И правда, даже самый прием, который оказали Швейку в сумасшедшем доме, когда его привезли на испытание из областного уголовного суда, превзошел все его ожидания. Прежде всего Швейка раздели донага, потом дали ему халат и повели купаться, дружески подхватив под мышки, причем один из санитаров развлекал его еврейским анекдотом. В купальной его погрузили в ванну с теплой водой, затем вытащили оттуда и поставили под холодный душ. Это проделали с ним трижды, потом осведомились, как ему нравится? Швейк ответил, что это даже лучше, чем в банях у Карлова моста, и что он страшно любит купаться. «Если вы еще острижете мне ногти и волосы, то я буду совершенно счастлив», – прибавил он, мило улыбаясь.

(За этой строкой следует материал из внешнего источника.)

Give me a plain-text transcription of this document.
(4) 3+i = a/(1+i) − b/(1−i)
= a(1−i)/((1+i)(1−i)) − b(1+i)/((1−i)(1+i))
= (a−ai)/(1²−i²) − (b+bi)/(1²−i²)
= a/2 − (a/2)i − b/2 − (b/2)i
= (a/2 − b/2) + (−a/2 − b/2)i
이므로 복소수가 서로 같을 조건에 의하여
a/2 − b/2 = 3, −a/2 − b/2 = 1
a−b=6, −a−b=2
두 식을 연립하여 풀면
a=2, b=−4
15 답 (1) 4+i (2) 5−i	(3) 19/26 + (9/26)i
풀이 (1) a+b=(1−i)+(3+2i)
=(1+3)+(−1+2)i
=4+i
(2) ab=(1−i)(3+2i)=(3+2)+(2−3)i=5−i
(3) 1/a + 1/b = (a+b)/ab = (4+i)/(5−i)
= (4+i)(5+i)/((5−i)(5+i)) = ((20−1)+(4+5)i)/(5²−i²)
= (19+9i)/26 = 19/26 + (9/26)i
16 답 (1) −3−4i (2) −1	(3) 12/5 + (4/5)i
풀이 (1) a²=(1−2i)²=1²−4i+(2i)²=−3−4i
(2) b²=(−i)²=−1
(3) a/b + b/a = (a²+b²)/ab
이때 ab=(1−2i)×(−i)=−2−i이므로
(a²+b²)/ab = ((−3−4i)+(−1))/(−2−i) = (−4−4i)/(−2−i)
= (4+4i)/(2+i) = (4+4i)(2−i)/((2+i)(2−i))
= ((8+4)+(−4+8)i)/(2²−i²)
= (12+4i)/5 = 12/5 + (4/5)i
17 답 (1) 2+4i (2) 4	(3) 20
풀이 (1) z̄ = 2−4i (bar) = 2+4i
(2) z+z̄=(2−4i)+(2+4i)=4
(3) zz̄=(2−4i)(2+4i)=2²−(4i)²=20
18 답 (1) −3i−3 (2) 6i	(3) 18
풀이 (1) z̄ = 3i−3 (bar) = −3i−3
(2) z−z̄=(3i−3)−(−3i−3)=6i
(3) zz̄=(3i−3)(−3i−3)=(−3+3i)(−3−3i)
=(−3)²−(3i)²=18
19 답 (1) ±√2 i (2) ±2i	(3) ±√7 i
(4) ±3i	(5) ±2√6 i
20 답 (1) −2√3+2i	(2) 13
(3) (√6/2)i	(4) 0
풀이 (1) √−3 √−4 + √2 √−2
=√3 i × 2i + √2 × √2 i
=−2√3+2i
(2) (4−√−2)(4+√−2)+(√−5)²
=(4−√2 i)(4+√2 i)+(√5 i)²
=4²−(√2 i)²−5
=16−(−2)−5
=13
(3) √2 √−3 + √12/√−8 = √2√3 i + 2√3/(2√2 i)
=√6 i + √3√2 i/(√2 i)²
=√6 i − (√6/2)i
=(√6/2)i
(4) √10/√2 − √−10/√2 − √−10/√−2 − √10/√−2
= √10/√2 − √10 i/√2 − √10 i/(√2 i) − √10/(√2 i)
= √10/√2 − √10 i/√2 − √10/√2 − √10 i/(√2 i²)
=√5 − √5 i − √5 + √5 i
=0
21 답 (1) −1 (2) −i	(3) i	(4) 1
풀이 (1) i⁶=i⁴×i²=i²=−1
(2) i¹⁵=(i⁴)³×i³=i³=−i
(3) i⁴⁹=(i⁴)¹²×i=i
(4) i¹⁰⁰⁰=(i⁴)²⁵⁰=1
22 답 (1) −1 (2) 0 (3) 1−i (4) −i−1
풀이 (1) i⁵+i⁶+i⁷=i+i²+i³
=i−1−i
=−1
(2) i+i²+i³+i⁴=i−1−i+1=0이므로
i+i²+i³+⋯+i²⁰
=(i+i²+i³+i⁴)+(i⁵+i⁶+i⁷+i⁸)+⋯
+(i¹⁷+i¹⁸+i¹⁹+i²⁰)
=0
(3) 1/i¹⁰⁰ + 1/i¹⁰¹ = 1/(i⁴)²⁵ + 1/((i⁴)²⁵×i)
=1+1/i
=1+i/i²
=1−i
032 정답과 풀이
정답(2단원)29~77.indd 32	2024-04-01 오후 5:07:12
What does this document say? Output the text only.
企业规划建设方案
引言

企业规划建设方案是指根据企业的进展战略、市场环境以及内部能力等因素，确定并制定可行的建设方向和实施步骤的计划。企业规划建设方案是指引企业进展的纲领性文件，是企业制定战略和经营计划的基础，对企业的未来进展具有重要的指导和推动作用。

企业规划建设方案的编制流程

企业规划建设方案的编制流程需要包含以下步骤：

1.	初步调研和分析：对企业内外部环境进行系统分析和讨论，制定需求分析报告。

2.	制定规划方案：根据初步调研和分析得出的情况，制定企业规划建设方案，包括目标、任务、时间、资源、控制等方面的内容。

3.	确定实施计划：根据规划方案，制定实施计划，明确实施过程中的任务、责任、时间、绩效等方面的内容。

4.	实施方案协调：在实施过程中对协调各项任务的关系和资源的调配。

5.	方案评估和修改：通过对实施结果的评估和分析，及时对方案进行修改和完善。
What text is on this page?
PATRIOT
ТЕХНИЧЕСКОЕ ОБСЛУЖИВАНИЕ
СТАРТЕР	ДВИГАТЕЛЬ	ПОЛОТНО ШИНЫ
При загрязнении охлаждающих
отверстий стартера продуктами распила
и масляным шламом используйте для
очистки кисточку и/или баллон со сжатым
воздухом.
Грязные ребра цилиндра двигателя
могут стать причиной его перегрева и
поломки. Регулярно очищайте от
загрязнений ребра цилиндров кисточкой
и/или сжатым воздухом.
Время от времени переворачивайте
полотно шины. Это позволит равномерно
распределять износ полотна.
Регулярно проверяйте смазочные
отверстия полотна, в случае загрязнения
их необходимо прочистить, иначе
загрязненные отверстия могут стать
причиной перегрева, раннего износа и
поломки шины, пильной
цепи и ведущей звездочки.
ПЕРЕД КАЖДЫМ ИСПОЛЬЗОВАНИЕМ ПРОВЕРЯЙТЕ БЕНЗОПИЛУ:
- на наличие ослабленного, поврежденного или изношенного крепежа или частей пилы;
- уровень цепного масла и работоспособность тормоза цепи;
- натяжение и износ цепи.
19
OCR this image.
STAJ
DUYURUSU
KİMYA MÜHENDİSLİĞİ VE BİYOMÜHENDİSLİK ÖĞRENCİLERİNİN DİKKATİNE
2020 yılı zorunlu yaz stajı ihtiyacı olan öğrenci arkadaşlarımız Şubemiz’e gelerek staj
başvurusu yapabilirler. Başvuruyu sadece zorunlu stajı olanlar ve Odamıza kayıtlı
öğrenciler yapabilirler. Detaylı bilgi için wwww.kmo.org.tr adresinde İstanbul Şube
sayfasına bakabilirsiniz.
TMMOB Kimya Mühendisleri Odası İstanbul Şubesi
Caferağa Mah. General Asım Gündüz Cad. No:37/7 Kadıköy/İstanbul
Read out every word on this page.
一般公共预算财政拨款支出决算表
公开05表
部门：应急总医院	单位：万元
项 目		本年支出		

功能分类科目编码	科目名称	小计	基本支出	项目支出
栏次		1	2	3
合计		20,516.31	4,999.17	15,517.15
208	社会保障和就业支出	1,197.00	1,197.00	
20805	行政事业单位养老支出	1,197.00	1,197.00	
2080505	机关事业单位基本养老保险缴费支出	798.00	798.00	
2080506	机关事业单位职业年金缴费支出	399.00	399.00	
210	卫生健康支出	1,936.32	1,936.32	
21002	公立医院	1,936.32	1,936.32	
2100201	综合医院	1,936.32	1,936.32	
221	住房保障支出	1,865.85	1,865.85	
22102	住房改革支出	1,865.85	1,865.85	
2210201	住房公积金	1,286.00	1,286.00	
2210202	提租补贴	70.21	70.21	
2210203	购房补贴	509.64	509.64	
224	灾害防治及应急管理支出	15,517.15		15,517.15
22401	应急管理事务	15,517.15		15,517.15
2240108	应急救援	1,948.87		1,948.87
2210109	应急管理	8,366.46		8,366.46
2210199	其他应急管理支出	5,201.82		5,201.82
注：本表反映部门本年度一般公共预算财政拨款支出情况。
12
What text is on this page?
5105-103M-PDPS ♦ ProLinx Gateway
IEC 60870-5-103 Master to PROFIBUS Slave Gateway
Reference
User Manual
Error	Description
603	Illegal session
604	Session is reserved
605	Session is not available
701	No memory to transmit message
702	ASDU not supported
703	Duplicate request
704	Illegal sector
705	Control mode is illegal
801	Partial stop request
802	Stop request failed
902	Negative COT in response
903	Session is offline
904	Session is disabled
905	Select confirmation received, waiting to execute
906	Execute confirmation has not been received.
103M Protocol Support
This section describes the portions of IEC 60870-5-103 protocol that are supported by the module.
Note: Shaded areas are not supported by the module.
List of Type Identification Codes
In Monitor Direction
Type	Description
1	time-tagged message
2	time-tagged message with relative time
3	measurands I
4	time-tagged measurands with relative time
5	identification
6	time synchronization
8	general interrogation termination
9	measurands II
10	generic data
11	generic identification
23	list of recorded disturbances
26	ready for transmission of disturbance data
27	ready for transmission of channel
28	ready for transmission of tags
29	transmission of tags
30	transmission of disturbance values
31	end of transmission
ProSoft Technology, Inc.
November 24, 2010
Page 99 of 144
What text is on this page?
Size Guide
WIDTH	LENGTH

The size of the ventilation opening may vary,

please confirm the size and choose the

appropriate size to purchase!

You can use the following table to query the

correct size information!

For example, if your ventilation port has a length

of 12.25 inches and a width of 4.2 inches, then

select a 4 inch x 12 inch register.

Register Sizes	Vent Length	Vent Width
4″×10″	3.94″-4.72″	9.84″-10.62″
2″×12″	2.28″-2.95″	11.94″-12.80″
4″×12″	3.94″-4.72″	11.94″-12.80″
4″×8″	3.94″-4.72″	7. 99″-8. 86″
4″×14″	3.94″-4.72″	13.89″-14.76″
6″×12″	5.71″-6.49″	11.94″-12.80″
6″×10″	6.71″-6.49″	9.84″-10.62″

Его желание было исполнено. Затем Швейка основательно растерли губкой, завернули в простыню и отнесли в первое отделение в постель. Там его уложили, прикрыли одеялом и попросили заснуть.
Швейк еще и теперь с любовью вспоминает это время:
– Представьте себе, меня несли, несли до самой постели. В тот момент я испытал неземное блаженство.
На постели Швейк заснул безмятежным сном. Потом его разбудили и предложили кружку молока и булочку. Булочка была уже разрезана на маленькие кусочки, и в то время как один санитар держал Швейка за обе руки, другой обмакивал кусочки булочки в молоко и кормил его, вроде того как кормят клецками гусей.
Потом Швейка взяли под мышки и отвели в отхожее место, где его попросили удовлетворить большую и малую физиологические потребности.
Об этой чудесной минуте Швейк рассказывает с упоением. Мы не смеем повторить его рассказ о том, что с ним делали потом. Приведем только одну фразу: «Один из них при этом держал меня на руках», – вспоминал Швейк.
Затем его привели назад, уложили в постель и опять попросили уснуть. Через некоторое время его разбудили и отвели в кабинет для освидетельствования, где Швейк, стоя совершенно голый перед двумя врачами, вспомнил славное время рекрутчины, и с его уст невольно сорвалось:
– Tauglich![2 - Годен! (нем.)]
– Что вы говорите? – спросил один из докторов. – Сделайте пять шагов вперед и пять назад.
Швейк сделал десять.
– Ведь я же вам сказал, – заметил доктор, – сделать пять.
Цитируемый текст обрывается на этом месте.